The Nutty Mad Indian is one of many controversial toys from the Marx Toy Company
The name alone seems highly suspect, but Nutty Mad was actually an entire line of toys made by the Marx Toy Company in the 1960s and not a comment upon the "Indian" himself. Based on the designs of Mad Magazine artists, the figures were intended to look grotesque, featuring ghoulish expressions and bulging, bloodshot eyes. Vikings and soldiers were counted among Nutty Mad's original series, so they could proudly claim that they didn't shy away from skewering anyone, no matter how revered the figure, but some of them give the modern consumer certain pause. One, called Mudder, is an aging woman with a pendulous bosom and a baby slung casually by the waist over her hip while she ominously clutches a frying pan. Another, called Donald the Demon, is a terrifying man-duck hybrid. The Marx Toy Company apparently saw no reason not to extend this treatment to indigenous peoples.
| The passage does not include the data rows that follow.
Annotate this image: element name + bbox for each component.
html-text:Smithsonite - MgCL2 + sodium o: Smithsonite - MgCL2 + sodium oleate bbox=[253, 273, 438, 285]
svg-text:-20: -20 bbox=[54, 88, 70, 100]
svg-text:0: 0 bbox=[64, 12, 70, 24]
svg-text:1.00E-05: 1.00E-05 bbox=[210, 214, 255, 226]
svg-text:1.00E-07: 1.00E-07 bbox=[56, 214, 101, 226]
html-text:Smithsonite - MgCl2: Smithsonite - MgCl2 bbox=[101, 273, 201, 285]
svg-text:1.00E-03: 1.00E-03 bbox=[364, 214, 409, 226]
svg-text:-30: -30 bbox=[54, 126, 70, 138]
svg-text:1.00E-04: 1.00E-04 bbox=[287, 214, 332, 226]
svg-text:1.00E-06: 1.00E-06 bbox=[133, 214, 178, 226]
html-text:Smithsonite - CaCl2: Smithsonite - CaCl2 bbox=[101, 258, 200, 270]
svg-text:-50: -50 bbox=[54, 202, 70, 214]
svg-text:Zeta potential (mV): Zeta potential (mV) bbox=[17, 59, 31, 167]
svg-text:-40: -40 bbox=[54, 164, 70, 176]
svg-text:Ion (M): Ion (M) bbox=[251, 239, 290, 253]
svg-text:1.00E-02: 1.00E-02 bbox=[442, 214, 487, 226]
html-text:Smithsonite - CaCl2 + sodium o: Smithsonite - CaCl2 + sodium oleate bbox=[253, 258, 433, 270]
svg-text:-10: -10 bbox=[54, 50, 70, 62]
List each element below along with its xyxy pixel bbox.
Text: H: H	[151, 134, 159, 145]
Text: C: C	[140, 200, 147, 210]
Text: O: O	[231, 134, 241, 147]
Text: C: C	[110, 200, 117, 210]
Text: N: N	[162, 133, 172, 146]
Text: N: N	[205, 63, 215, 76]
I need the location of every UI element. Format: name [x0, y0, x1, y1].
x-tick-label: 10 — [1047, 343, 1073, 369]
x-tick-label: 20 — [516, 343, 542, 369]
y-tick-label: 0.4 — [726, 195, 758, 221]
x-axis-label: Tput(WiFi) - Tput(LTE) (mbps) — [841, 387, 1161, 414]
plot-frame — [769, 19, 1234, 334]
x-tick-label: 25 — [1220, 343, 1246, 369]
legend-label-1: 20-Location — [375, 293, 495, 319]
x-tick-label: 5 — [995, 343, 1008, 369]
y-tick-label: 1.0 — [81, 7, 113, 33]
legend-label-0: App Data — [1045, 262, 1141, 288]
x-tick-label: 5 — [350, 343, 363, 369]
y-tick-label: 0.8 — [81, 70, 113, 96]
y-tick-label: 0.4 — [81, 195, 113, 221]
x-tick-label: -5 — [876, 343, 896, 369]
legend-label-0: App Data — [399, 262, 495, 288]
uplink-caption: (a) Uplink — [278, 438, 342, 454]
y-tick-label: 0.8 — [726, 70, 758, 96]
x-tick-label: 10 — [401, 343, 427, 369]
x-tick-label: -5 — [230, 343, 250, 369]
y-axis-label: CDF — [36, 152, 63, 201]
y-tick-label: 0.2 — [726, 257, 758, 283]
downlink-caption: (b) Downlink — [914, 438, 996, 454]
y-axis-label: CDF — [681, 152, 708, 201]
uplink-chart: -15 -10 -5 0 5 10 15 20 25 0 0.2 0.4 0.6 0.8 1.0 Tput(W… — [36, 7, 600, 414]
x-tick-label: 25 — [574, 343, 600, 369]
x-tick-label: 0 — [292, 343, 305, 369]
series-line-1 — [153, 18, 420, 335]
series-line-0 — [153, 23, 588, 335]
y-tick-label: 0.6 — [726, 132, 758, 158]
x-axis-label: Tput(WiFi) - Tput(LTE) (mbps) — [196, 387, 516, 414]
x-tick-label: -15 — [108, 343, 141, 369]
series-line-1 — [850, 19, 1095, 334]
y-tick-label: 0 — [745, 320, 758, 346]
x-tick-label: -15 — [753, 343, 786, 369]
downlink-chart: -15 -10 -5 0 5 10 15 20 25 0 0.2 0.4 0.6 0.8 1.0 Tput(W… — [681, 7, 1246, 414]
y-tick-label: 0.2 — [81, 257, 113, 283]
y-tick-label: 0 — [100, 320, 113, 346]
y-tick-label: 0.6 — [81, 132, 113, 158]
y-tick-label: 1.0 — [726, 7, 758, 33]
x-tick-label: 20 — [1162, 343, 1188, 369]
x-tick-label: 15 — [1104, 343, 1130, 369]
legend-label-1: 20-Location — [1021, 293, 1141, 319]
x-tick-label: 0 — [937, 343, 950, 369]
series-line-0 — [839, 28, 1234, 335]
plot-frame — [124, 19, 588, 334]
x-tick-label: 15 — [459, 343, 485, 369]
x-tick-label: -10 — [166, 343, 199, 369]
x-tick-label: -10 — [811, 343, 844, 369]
The Nutty Mad Indian With War Whoop features the signature swollen, reddened eyes of the toy line, but he's also smiling, with his tongue hanging out in a caricature of stereotypical Native depictions. The tongue actually vibrates when the battery-powered toy is activated, while emitting the most melodious "war whoop" this side of Peter Pan. It sounds more like the song of a pretty little bird than a fearsome call to violence. At the same time, it beats a drum in what can only loosely be called a "rhythm."
Nutty Mads are considered collectibles these days, and while most of them only fetch around $10 or $15, the Nutty Mad Indian With War Whoop sold for $120 in 2018. It's not clear why they're so rare, but they're not listed among the Nutty Mad original series, so it seems that Nutty Mad was all too eager to discontinue and disassociate from them. The Nutty Mad Indian With War Whoop wasn't even the only Native figure that Nutty Mad produced, however. Chief Lost Teepee, of all the possible names they could have gone with, sits cross-legged on top of a skeletal donkey, which seems like a very easy way to find yourself soon not sitting on top of a skeletal donkey. He wears a more placid, Jim Varney--like expression, but features the same cartoonishly crossed eyes. He sells for considerably less.